I'm currently involved in a big migration project where we need to transition from our existing ingress nginx controller to a new solution, specifically F5 nginx, in a timely manner. We have over 100 namespaces and 200 ingresses, so there's been a heavy reliance on ingress annotations across our applications.
Our timeline is pretty tight with a deadline set for March 2026, which prompts my team to consider a blue/green deployment strategy. Here's the plan:
1. First, we'll deploy the secondary ingress controller (F5 Nginx) in parallel within the same cluster, while keeping the original ingress controller running. The new controller will have its own private IP and a different IngressClassName, like 'nginx-f5'. At this point, the existing controller will serve live traffic while the new one stays idle.

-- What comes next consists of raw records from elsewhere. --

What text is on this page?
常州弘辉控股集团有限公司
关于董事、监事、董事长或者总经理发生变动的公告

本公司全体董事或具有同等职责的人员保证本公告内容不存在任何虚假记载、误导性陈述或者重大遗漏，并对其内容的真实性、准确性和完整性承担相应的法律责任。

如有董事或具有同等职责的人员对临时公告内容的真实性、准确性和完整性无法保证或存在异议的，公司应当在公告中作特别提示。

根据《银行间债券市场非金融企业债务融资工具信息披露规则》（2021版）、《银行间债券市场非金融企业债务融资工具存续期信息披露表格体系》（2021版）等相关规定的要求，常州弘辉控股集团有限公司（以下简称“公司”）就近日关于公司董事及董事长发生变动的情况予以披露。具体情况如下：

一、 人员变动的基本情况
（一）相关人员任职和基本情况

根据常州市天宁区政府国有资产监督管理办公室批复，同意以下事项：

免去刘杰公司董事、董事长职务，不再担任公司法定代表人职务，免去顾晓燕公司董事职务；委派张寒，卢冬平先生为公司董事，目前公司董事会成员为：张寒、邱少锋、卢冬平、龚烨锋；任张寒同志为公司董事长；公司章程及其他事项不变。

2. Next, the app teams will set up the necessary ingress configurations pointing to the new controller by creating YAML files that reference the 'nginx-f5' class. This means both controllers will have ingress objects for the same applications.
3. For the traffic migration, we plan on using a progressive DNS migration strategy. We'll lower the DNS TTL to allow quick updates, and add the new F5 nginx private IP alongside the old one. This should allow DNS clients to round-robin between the two IPs, with an eventual traffic shift to the new controller.
4. After monitoring the stability of the new controller for about 24 hours, we can remove the old controller's IP from the DNS records entirely.
I am looking for insights on this approach: is this migration strategy sound? Am I overlooking anything crucial?
3 Answers
Your approach seems reasonable, but I’d recommend keeping the period where both controllers are live as short as possible. There's a risk of configuration issues, especially with sticky sessions if they aren't perfectly aligned. Maybe consider a seamless cutover method, though I get that DNS isn't atomic, so it's tricky.
If you haven’t looked into it yet, consider using external-dns to manage your DNS records automatically. It can simplify the process during your transition. It worked wonders for our setup!
Thanks! I’ll check out external-dns. Any resources you recommend?
This looks like a solid strategy. I've recently implemented a similar migration to Traefik, and it worked well using parallel deployment. Just ensure your application teams are well-coordinated with the DNS changes to minimize any issues. Good luck!
Thanks for the insight! I’ll definitely keep an eye on the configurations.